Gemeinderatsmitglied Andreas Dippe bestätigt, dass sich mehrere Bürger bei ihm beschwert hätten. „Ich habe auch Fotos bekommen, auf denen zu sehen ist, wie schlecht die Straßen und Fußwege wieder verschlossen wurden. Ich kann den Ärger der Leute verstehen. Wir haben hier in Wulferstedt in den vergangenen Jahren in Straßen und Fußwege investiert und die Leute haben im Rahmen der Straßenausbaubeiträge nicht wenig dafür bezahlt“, so Andreas Dippe. Er würde anstelle der Gemeinde nicht einen Meter abnehmen. Andreas Dippe sieht zugleich einen gehörigen Aufwand, den hinterlassenen „Pfusch“ zu beseitigen. „Wulferstedt war jetzt das ‚Versuchskaninchen‘. Aus den gemachten Fehlern kann die Gemeinde nur lernen“, so der Wulferstedter.

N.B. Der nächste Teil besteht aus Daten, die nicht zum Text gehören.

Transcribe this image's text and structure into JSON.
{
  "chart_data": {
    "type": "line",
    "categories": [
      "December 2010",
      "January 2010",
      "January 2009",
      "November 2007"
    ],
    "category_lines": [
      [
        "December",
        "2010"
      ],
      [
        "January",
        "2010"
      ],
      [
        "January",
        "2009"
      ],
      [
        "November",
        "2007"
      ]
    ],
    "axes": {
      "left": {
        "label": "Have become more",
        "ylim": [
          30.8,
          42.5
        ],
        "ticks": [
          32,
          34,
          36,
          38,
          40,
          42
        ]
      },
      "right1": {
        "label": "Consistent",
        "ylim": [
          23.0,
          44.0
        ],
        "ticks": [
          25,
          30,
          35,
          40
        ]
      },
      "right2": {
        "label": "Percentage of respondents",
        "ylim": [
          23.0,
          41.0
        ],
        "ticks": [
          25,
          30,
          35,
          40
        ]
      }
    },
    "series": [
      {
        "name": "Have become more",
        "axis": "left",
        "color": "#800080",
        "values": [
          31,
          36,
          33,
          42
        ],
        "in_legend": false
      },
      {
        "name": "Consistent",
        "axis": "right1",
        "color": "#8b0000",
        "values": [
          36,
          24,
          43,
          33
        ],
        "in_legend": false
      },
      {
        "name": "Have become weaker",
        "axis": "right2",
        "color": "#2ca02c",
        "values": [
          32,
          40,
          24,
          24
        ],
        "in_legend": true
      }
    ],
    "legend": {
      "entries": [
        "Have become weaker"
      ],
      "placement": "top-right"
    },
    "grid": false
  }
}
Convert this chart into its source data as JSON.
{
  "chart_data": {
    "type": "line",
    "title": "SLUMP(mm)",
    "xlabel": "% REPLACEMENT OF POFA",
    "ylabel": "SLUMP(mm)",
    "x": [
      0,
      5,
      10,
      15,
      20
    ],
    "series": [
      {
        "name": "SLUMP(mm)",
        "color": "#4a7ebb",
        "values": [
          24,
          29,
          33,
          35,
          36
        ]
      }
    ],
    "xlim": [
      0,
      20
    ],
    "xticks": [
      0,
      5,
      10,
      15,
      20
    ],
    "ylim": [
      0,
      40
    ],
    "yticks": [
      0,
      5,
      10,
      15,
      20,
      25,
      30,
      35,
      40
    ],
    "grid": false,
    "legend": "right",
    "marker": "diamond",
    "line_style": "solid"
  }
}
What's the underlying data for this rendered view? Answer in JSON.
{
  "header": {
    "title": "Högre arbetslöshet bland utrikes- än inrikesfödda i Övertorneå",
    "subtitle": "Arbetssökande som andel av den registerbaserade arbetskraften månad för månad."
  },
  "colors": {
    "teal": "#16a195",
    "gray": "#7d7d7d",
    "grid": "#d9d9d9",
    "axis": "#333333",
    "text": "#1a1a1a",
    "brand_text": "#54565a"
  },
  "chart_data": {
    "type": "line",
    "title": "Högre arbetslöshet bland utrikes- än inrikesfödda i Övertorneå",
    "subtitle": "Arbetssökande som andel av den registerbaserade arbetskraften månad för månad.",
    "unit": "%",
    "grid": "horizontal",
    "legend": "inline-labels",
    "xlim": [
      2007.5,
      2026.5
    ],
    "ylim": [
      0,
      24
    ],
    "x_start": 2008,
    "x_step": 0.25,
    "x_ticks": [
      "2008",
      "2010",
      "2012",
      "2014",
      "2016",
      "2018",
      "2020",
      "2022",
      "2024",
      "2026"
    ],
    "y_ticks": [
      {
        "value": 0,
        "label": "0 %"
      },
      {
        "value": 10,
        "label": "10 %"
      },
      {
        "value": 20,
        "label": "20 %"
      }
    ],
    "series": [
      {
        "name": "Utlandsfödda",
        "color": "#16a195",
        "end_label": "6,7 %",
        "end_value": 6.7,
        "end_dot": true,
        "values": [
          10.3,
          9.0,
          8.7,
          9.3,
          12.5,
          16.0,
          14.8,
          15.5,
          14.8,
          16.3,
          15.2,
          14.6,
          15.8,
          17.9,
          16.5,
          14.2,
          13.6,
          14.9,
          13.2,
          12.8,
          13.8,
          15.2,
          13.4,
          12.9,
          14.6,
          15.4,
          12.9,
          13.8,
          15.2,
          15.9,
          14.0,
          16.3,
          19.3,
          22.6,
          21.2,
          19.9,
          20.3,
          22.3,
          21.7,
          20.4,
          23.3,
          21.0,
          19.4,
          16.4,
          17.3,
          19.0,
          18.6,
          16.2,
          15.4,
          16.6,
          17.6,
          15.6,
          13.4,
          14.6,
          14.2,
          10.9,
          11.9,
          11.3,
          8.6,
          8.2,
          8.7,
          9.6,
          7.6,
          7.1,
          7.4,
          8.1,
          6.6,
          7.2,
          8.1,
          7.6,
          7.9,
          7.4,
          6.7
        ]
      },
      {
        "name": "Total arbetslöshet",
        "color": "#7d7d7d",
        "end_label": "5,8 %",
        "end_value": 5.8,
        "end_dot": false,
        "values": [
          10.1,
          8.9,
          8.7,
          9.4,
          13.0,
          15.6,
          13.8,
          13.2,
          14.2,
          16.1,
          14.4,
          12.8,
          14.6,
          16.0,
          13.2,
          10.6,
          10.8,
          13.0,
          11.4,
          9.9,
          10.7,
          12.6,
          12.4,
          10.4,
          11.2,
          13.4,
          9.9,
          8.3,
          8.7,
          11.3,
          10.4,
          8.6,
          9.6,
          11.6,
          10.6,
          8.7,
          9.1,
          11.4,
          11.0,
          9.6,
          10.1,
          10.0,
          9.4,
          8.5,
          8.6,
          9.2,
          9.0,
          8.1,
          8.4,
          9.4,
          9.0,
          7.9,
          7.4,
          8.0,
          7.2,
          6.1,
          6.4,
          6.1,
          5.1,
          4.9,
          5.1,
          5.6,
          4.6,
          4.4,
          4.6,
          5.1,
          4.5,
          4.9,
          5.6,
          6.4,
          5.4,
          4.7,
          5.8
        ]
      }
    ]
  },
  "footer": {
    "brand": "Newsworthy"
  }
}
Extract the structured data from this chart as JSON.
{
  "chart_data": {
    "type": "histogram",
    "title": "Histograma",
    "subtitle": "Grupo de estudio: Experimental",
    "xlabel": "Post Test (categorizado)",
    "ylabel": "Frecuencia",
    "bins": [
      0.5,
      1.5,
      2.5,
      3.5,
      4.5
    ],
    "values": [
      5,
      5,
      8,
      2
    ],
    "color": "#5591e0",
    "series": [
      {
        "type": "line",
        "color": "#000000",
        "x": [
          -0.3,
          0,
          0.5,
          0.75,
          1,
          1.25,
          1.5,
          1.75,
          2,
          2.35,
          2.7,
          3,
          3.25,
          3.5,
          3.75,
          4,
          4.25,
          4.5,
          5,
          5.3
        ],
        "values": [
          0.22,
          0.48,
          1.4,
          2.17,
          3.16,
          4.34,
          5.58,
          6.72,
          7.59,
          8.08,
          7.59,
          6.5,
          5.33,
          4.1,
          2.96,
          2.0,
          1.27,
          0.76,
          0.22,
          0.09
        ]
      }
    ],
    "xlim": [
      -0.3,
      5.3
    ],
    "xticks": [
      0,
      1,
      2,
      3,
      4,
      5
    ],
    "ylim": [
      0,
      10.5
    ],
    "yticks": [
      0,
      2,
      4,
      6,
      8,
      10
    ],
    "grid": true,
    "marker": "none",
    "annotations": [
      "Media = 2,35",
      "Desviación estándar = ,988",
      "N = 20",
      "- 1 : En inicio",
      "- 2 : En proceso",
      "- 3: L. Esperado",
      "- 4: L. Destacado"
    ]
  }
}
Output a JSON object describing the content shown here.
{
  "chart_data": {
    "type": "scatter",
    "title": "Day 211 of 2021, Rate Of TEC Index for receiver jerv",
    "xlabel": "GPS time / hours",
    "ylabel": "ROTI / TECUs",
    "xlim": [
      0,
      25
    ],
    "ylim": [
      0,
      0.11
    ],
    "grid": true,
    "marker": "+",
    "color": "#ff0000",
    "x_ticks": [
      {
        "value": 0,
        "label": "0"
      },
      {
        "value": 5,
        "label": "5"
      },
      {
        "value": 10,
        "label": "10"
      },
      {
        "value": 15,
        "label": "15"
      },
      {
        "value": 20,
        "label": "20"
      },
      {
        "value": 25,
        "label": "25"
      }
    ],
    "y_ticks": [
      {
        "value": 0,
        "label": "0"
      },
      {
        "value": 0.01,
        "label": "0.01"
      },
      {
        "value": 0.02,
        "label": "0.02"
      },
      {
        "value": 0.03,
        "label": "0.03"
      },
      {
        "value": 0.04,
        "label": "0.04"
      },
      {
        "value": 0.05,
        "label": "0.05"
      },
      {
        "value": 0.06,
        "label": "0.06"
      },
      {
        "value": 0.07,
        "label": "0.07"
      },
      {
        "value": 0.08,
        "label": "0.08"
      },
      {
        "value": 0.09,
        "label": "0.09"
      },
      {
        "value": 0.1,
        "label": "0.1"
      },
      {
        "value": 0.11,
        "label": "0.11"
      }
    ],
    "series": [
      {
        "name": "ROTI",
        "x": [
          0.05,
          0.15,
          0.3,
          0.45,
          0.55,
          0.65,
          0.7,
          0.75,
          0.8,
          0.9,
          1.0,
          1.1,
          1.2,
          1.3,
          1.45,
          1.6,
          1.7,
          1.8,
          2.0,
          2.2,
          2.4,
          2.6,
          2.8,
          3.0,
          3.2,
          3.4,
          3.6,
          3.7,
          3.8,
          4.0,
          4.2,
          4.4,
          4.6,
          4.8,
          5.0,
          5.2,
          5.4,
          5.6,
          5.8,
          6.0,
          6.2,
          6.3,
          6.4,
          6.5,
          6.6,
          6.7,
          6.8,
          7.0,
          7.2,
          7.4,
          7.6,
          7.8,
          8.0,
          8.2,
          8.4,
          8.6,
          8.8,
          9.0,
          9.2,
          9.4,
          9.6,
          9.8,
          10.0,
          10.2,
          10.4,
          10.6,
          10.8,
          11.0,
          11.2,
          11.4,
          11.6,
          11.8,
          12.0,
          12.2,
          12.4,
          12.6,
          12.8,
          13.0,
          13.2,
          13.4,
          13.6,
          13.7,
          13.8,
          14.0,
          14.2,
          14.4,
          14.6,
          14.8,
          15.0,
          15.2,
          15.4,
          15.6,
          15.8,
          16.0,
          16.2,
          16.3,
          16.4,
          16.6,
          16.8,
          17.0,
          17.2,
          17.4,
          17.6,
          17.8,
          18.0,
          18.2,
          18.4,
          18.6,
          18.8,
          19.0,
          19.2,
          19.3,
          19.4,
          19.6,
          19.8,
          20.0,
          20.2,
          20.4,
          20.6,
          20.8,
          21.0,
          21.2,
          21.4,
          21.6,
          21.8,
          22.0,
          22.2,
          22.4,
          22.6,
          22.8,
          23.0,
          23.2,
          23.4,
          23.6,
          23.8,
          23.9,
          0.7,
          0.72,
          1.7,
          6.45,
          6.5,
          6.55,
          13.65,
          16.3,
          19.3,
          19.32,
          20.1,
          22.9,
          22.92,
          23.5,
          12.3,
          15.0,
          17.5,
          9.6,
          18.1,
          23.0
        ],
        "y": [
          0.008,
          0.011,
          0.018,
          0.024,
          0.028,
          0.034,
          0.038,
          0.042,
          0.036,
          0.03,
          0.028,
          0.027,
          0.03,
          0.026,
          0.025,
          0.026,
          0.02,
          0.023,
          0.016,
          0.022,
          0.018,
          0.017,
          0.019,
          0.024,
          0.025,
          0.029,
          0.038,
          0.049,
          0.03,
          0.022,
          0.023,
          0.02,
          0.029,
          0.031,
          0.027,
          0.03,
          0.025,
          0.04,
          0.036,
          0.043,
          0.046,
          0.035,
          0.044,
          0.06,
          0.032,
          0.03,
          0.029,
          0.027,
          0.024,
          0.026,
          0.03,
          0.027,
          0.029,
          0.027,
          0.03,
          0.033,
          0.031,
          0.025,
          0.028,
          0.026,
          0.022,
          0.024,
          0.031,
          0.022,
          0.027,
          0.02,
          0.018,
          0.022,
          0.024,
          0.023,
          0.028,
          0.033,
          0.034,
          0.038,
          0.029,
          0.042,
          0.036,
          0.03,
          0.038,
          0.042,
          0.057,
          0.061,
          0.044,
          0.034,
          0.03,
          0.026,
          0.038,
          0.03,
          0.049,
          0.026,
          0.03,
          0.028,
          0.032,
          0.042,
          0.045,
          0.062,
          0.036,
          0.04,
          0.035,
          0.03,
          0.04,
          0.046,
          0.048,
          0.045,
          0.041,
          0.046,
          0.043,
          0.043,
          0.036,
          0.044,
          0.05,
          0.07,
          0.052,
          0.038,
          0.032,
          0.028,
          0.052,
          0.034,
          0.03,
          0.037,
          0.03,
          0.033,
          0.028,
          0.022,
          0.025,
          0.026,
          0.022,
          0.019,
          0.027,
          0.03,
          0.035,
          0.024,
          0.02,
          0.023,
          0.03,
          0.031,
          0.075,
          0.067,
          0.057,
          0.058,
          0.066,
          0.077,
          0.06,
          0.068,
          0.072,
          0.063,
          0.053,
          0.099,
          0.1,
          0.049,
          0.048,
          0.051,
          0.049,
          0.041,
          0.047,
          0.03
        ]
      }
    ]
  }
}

In Wulferstedt machen sich indes die verschiedensten Gerüchte breit. Fabian Stankewitz betont jedoch: „Die Baustelle ist nicht gestoppt, wir haben aber der beauftragten Firma Ostbau signalisiert, dass unter diesen Umständen keine Abnahme der Baustelle erfolgt. Zugleich habe Ostbau signalisiert, dass ein, ich will ihn mal so nennen, ‚Kosmetiktrupp‘, geschickt wird, der alle Schadstellen durchgeht und repariert. Wir versuchen bereits Pflastermaterial nachzubestellen. Ziel muss es sein, dass nach den Reparaturen die Qualität der wieder geschlossenen Fußwege dem ursprünglichen Zustand sehr nahe kommt“, erklärt der Bürgermeister.

Insgesamt zeigt er sich von der Fachfirma enttäuscht, für die derartige Arbeiten eigentlich Standardprozesse sein dürften. Solange die Fußwege nicht in der Qualität wieder geschlossen sind, wie es sich die Gemeinde vorstellt, würden keine Gelder ausgezahlt, Rechtsmittel behalte sich die Kommune vor.

Fabian Stankewitz betont nochmals, dass die Maßnahmen in Wulferstedt noch nicht abgenommen sind. Wenn die Abnahme erfolgt, können Gemeinderatsmitglieder gern dabei sein. In Wulferstedt ist der Breitbandausbau in der Verbandsgemeinde Westliche Börde gestartet. Wulferstedt ist sozusagen auch als Versuchsobjekt zu betrachten, auch um Standards für die anderen Orte zu entwickeln.

Der für Wulferstedt zuständige Bauleiter der Firma Ostbau befindet sich aktuell im Urlaub. Die Volksstimme-Nachfrage zu den Problemen in Wulferstedt wurde deshalb an den Oberbauleiter Tiefbau des Unternehmens verwiesen. Ein Rückruf erfolgte jedoch nicht.